Ah yes, the Pythagorean Theorem. Many a young lass has been woo'd by the dulcet sounds of the Pythagorean Theorem being gently whispered in her ear. And by many, I mean absolutely zero...in like the entire history of mankind. So, while the Pythagorean Theorem has nothing to do with helping you get a date, it does have something to do with this next article in my Fun with Graphing in Power BI series.

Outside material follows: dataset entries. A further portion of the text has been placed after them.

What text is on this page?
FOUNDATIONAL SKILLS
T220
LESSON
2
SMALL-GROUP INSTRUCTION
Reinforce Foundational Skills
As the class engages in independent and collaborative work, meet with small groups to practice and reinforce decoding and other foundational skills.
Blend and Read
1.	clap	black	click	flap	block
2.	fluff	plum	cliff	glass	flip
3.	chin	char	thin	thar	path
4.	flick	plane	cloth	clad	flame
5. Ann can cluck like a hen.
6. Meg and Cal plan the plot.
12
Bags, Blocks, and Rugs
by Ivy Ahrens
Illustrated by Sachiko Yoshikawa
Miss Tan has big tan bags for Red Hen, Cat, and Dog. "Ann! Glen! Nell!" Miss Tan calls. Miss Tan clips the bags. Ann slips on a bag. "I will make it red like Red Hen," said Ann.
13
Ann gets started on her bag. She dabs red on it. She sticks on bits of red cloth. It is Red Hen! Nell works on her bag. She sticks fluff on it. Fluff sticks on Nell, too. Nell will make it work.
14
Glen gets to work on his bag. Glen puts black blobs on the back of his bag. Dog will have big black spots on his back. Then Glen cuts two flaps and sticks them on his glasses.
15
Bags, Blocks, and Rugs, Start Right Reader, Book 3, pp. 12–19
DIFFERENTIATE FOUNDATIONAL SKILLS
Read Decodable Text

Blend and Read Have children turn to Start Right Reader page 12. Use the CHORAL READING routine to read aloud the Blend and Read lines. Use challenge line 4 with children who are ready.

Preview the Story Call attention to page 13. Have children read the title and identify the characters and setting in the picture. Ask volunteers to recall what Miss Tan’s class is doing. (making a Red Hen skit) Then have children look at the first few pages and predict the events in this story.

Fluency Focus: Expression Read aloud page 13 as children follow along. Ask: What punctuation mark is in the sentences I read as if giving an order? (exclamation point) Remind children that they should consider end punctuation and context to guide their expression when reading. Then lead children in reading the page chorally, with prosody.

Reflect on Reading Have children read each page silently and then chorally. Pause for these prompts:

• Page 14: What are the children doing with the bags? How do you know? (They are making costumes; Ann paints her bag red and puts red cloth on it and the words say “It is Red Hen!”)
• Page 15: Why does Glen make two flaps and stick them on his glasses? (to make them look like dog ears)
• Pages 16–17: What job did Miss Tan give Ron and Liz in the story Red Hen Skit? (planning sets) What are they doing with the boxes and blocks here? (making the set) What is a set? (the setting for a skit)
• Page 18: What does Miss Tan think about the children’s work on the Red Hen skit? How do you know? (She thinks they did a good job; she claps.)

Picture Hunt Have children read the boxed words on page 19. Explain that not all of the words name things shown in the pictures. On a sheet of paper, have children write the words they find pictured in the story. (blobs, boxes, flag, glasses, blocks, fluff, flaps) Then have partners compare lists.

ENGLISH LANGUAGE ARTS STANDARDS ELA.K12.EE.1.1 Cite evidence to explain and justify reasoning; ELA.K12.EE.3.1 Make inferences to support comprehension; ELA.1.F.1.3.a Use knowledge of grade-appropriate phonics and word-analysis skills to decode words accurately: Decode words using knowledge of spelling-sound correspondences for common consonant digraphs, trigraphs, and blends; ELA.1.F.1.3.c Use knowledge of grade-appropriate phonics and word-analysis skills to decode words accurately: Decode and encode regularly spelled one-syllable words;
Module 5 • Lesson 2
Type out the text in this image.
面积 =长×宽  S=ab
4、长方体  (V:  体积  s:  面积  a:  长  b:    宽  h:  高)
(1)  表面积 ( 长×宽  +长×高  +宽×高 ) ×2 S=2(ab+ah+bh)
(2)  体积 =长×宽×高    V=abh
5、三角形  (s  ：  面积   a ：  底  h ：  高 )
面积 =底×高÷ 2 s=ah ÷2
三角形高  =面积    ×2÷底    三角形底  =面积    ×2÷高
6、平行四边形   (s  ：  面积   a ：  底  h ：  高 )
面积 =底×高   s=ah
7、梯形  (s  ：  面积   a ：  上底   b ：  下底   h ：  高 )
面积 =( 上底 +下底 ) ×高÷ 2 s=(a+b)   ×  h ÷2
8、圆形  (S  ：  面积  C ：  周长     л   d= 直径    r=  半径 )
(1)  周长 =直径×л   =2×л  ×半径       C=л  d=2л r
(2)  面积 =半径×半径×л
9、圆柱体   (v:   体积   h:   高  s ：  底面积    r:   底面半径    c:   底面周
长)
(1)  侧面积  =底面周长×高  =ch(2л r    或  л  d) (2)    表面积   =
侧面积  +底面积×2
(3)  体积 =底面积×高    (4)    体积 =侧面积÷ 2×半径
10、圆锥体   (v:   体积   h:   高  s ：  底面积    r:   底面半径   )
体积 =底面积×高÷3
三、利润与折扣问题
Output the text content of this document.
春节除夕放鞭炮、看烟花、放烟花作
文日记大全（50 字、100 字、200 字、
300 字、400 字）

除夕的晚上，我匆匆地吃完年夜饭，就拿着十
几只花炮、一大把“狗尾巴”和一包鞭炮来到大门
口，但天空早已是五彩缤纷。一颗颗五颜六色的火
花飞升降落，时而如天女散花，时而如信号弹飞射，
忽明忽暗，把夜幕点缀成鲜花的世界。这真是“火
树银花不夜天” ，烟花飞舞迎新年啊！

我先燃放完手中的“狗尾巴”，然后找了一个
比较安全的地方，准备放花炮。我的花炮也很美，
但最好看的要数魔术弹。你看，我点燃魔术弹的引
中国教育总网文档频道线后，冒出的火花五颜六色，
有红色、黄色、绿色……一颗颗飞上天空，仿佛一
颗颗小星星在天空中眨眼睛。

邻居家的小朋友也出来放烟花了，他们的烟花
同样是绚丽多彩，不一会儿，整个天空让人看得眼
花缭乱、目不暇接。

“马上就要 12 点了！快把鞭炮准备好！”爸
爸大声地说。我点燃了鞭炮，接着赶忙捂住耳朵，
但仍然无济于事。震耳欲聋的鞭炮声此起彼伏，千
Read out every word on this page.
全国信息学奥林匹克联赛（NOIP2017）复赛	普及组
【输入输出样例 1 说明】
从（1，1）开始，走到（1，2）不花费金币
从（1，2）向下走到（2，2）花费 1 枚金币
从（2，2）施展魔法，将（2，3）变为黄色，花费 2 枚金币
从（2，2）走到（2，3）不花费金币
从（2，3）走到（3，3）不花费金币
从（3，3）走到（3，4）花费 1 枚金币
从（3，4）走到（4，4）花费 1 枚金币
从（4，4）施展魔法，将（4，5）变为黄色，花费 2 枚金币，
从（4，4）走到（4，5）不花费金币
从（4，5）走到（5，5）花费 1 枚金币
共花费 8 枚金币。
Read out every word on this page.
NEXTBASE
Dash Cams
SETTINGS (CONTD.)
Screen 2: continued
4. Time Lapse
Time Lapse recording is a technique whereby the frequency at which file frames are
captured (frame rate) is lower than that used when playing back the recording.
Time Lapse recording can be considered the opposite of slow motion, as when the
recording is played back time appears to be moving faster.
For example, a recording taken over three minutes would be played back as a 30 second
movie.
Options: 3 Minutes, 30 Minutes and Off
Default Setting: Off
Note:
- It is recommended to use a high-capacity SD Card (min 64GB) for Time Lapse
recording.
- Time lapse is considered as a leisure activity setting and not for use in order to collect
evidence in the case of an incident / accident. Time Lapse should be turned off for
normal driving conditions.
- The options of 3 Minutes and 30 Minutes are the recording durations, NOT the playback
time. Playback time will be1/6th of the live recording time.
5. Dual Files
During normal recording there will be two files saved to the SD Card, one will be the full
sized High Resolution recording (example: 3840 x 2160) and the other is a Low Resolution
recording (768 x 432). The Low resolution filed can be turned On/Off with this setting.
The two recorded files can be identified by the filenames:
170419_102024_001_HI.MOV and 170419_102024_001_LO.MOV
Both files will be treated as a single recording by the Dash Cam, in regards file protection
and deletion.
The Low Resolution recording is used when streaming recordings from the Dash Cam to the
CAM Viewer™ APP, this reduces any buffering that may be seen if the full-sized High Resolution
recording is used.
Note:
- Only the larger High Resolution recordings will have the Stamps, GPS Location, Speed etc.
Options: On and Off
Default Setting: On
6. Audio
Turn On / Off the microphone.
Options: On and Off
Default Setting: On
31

As you may or may not have guessed from the picture at the top of this article, the next subject continues our exploration of fractals with the Sierpinski triangle. The Sierpinski who now? The Sierpinski triangle is a fractal named after a Polish mathematician, Waclaw Sierpinski, who went by the evil moniker, "The Claw", in the villainous mathematician underworld. Basically, the Sierpinski triangle is an equilateral triangle subdivided recursively into smaller equilateral triangles.
There are at least seven different ways of constructing a Sierpinski triangle, including methods like the Towers of Hanoi, Pascal's triangle, Arrowhead curve, etc. For this exercise however, we are going to use the "Chaos game" method because it lends itself to a relatively simple mathematical solution and it presents a very interesting challenge for us in Power Query. Plus, it sounds cool. Chaos...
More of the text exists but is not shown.